Hiring 1 Data Science unicorn is hard enough, a team is impossible. To scale means to specialise.

The Data Scientists need a large set of skills, including business know-how, modelling and mathematics, plus programming. They are as hard to find as unicorns, or superheroes. I know this talent shortage first hand. Is the solution to create more unicorns, or can we devise better solutions?

In my last role as a managing consultant in the Operations Research and Analytics team of a large global consultancy, I also ran recruitment. Having spoken to or met 150-200 of such candidates personally, and my recruitment team saw multiples of this number, I can tell you not many of those candidates made the cut. That's because they didn't have all of the skills we were looking for. And we were only looking for the first 2.5 of the 5 core skill-sets of a data scientist below. "Good luck" is what people offer to this talent-search problem, but I think we can get around the unicorns.

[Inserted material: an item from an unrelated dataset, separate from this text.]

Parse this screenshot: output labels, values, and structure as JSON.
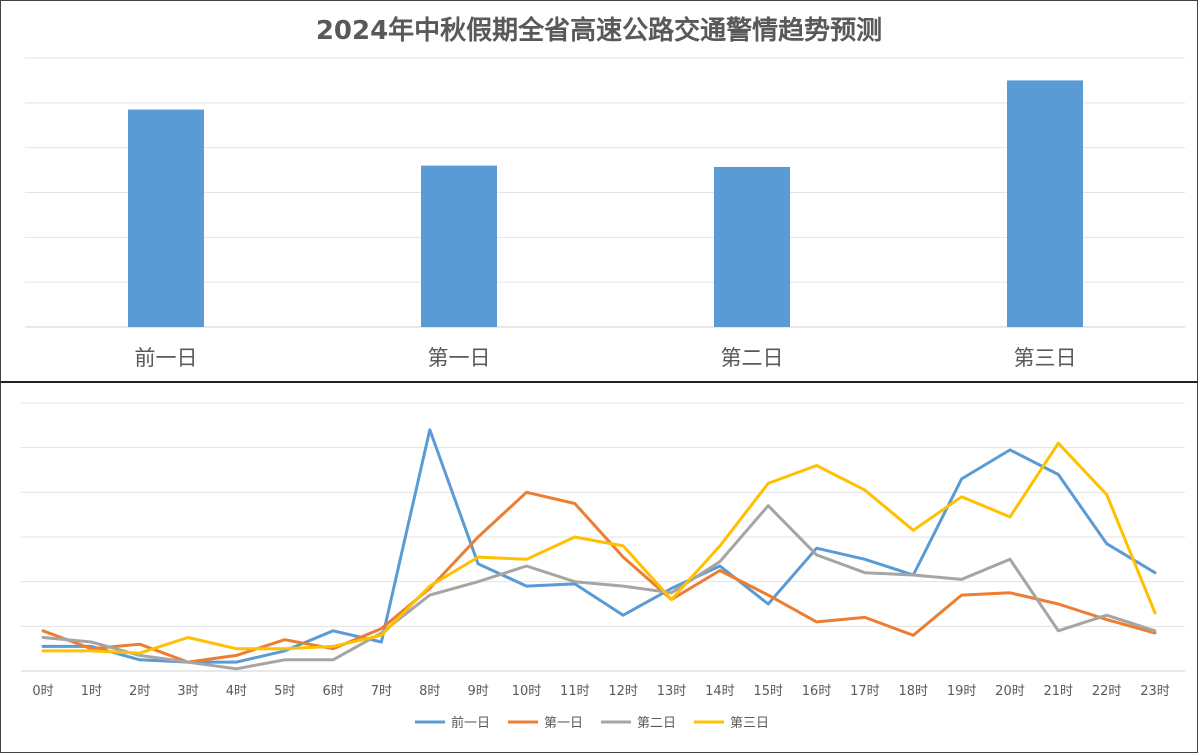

The 5 core skills of a Data Scientist 

Expanding on the data science venn diagram, I think the following 5 skills deserve closer attention, separately*.
  • Business consulting (from problem definition to stakeholder and team management) :: what problem to solve
  • Analysis and modelling (maths, stats, physics, OR, engineering, etc. / note this includes coding) :: how to solve it
  • Communication and visualisation (artistic and functional, learn the visualisation tools) :: how to tell the story
  • Data engineering (take data in, store it, push data out: computer science) :: how to get the data for the solution
  • Programming (for enterprise use at production level, software engineering, integrating into BI systems, automated decision making embedded in operational systems) :: how to make the solution useful to a wider audience

Furthermore, each of the above have subfields and specialties, because they are complicated in their own right. It is not possible to be very good at so many things, not at scale anyway or to be above mediocracy at best. How many sportsman/woman excel at more than one sport, for example?

It's a lot to ask for one person. So, why ask just one person?

The thing is, these people all exist, have existed, and will exist. They are just separate individuals. They have labels like business analytics consultants, statisticians and modellers (operations researchers included), data visualisation experts, DBAs and software engineers. Yes, they are also talents in need, but they are not unicorns. If we need data scientists in troves, we need a team, not just a few geniuses.

The future I see is like the age old relationship advice: 

Don't try to change them. Instead, let's change how we work with them.

People should diversify a bit, for instance a modeller should be able to code, but ultimately they need to specialise in something they are good at. A modeller must be able to prototype on his/her own, which requires coding skills, but s/he shouldn't be expected to produce production-ready code for large scale applications. Similarly, asking a good modeller to do database administration and ETL tasks is a waste of talent, Hadoop or not.

Specialisation is the reason for humanity's proliferation. Therefore, I'd say it's not the people we need to change, but the system that we need to setup to allow such specialised workforce to team up together. It's lazy for the analytics field to put up its feet and just summon one person to provide it all.

As a starter-for-ten, I think the future of our field could be modelled after the traditional IT project group make-up:
  • The technical "purists": analytics modeller, data engineer, visualiser, programmer
  • The "bridge": more like a traditional business analyst
  • The "glue": project manager with business consulting skills
There will be complications to address. To name a few...topics for another post:
  • Who should start up your data science team?
  • What's the load balance? (how much of each skill to have)
  • How to coordinate the division of labour?
  • Where should they sit in the organisation?
  • How to prioritise the problems to set them working on?
  • How to manage this team?
  • What's the career path?


Where do you think the analytics field is heading to?


Disclaimer:
My views are definitely biased by my background: I am a manager in business analytics consulting, trained in Operations Research and Computer Science.

* My expansion on the data science venn diagram's 3 skills are based on various articles, such as O'Reilly guideIntro to DS skills, and job requirements on numerous current data science job posts.